After loading the bases, Matt den Dekker struck out for the Mets, who entered with a home record worse than all in the National League except the Cubs (31-50).
Coming off a road trip in which they won five of six, the Mets were 0 for 14 with runners in scoring position in dropping to 32-46 at Citi Field.
Hellweg wanted to stay in with a 4-1 lead but knew he had little argument.
"I didn't really show him I deserved to go out there," Hellweg said of Roenicke.
Alfredo Figaro (3-3) took over and he balked a runner to second when he dropped the ball to the mound while bringing his arm back during his delivery. He pitched two innings for the win.
Dillon Gee (12-11) has been one of the Mets' most consistent pitchers since May 30. He entered with a 2.57 ERA in 21 starts since then and, except for an unfortunate third inning, he shut down the short-handed Brewers for six innings.
Milwaukee was playing without Carlos Gomez, who was serving a one-game suspension for inciting a benches-clearing fracas against the Atlanta Braves on Wednesday night. Gomez admired his first-inning homer too long and shouted at Braves starter Paul Maholm as he rounded the bases. Irate catcher Brian McCann blocked Gomez's approach to home plate and players rushed out of their dugouts. In the fray, Brewers third baseman Aramis Ramirez aggravated a knee injury and was also out Thursday.

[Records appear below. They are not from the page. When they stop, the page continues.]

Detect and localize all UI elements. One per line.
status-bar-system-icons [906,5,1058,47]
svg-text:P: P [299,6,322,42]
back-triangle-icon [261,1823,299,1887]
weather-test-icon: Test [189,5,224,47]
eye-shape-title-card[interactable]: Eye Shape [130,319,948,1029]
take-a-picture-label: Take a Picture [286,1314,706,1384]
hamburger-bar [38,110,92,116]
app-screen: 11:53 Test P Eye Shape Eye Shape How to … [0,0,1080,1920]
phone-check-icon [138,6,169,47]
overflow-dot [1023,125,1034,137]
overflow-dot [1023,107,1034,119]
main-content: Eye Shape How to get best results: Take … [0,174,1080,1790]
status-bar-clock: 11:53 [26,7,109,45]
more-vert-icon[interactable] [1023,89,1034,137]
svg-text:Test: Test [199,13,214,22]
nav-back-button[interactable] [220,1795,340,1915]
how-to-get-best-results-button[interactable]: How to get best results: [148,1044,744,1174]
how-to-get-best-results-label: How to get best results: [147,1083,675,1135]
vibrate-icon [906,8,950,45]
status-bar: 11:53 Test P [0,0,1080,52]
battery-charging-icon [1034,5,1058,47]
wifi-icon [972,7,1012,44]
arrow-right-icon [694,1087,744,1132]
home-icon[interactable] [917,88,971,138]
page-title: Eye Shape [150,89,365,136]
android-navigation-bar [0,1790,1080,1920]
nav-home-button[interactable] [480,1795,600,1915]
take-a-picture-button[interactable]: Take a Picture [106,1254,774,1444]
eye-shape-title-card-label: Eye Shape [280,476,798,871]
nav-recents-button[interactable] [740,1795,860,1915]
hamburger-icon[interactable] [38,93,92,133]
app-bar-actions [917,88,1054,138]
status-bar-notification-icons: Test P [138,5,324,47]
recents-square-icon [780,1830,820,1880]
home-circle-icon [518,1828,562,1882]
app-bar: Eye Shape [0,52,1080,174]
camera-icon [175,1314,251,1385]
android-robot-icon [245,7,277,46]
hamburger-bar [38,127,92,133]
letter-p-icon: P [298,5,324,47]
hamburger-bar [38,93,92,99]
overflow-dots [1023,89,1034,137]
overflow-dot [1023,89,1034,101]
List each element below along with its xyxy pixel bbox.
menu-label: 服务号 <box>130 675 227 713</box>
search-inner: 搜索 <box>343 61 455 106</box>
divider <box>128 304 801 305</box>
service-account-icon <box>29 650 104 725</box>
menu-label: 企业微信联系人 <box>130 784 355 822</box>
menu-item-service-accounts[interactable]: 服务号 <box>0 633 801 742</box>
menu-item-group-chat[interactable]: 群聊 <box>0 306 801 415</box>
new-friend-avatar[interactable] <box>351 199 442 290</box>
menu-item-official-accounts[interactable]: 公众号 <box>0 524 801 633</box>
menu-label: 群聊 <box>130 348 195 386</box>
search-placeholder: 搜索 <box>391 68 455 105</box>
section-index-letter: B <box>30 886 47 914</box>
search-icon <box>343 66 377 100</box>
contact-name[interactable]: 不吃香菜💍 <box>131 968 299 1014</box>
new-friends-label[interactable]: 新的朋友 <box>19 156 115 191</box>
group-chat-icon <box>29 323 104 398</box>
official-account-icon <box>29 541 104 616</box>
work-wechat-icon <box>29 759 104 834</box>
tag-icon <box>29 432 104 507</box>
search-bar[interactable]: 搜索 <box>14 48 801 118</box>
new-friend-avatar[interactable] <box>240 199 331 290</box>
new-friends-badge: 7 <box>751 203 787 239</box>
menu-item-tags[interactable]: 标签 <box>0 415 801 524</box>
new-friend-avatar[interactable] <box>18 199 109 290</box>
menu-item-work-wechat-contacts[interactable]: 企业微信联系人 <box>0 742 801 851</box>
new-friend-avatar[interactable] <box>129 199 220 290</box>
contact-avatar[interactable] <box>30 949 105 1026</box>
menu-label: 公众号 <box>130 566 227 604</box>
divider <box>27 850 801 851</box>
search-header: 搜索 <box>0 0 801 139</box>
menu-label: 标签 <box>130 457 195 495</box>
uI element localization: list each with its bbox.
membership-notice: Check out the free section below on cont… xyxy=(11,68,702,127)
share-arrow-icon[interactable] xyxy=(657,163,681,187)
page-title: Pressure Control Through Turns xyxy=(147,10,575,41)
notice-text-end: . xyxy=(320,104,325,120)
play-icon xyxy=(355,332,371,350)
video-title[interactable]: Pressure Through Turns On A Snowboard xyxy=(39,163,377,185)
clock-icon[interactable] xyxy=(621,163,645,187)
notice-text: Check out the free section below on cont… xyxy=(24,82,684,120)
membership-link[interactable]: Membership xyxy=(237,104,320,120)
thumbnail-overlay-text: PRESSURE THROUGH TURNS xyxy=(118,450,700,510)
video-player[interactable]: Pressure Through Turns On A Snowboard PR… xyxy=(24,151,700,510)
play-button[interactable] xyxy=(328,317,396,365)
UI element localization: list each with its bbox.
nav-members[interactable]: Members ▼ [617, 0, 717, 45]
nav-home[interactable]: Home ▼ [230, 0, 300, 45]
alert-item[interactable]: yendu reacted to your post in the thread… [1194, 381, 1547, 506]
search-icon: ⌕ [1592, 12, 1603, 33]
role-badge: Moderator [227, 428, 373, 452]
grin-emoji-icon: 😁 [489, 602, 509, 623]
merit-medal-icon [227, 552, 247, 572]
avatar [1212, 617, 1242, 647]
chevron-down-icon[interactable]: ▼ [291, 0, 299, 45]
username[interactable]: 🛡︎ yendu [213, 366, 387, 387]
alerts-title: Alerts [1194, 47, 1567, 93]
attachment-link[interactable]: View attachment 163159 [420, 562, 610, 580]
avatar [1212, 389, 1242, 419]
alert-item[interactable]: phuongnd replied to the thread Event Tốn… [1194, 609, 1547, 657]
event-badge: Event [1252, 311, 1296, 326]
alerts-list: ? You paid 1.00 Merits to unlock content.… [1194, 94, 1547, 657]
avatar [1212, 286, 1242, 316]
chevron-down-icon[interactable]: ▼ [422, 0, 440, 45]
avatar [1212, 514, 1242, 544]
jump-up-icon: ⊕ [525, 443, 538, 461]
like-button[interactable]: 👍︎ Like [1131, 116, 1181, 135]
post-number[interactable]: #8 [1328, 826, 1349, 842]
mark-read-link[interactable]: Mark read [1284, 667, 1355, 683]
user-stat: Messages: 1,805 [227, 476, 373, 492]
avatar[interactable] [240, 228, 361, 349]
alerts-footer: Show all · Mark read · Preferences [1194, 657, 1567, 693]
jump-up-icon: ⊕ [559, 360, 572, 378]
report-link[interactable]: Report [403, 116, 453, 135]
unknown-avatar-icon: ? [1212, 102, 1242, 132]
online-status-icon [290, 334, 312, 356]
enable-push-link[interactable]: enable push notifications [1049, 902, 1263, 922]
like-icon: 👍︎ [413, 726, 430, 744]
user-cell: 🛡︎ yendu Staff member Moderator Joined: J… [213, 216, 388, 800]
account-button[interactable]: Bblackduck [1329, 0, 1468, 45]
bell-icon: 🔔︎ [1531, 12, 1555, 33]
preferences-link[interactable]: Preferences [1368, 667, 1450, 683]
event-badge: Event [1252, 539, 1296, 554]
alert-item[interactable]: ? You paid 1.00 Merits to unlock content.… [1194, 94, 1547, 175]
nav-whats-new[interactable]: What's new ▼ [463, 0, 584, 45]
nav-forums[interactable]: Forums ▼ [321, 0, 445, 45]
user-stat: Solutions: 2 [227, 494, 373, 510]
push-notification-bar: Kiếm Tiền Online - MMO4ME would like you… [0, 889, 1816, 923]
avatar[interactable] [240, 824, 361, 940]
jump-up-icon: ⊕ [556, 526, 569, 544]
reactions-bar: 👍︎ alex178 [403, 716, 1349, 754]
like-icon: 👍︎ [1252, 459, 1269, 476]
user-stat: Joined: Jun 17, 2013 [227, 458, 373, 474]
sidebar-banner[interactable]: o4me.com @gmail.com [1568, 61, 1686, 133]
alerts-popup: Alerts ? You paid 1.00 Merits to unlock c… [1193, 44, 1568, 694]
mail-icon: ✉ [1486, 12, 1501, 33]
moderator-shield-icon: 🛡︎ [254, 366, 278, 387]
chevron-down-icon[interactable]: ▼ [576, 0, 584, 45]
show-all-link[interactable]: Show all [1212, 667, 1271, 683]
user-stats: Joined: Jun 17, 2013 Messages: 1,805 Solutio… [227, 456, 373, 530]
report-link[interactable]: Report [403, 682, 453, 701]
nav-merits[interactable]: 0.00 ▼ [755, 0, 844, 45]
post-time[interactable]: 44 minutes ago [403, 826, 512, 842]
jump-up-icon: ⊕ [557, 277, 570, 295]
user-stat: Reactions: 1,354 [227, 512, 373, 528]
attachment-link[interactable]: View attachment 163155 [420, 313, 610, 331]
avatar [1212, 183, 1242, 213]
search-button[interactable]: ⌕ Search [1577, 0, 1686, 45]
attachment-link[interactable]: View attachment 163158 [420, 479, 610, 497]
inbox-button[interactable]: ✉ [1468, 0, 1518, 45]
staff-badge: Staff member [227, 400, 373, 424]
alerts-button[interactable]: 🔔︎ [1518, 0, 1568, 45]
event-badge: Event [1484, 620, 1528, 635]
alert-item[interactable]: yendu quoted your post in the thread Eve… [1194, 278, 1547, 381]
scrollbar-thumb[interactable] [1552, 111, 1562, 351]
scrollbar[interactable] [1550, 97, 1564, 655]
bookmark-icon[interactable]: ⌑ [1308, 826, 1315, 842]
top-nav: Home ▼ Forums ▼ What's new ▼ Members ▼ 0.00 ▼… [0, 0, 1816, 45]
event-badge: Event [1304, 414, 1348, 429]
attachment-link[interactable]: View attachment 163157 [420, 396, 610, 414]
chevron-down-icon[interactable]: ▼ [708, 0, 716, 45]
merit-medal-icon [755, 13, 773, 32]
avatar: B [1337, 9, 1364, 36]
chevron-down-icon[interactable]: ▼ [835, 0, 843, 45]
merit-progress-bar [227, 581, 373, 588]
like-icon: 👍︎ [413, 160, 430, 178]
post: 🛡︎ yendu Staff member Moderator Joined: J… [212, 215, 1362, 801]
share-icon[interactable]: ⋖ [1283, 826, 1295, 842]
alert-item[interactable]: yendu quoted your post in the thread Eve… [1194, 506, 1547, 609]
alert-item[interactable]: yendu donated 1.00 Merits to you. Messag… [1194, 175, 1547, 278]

And Jean Segura missed his eighth straight game because of a strained right hamstring. He entered leading the NL with 44 steals but Mets outfielder Eric Young Jr. tied him by swiping two bases.
Young scored on Daniel Murphy's groundout in the third.
"It's going to be fun," Young said of challenging Segura for the title. "Regardless of the results, it's been fun the whole way, this whole season."
Jim Henderson gave up a homer, affirmed by video review, to pinch-hitter Josh Satin before striking out three for his 27th save.
"Henderson was a little bit off today," Roenicke said.
The Brewers scored four times in the second in front of a sparse crowd that barely made any noise except for the startled "oohs" when Wright was hit.
Gee walked Khris Davis to start the inning. Caleb Gindl singled to left-center and, after an out, Juan Francisco drove in a run with a slow-rolling grounder up the middle. Jeff Bianchi added another RBI with a soft blooper to left. Scooter Gennett capped the inning with a two-run single.
Lifted for a pinch hitter in the sixth, Gee gave up four runs and seven hits. He walked two in finishing the season at 199 innings, an encouraging sign after missing much of last season following surgery to remove a blood clot from an artery in his pitching shoulder.
NOTES: Mets minor league OF Cesar Puello's 50-game suspension that was a result of MLB's investigation into Biogenesis, the Florida clinic accused of distributing performance-enhancing drugs, has been completed. He was reinstated from the restricted list and placed on the roster of Double-A Binghamton. Puello was suspended under the major league guidelines because he is on New York's 40-man roster. ... Brewers OF Norichika Aoki started in center field for first time this season.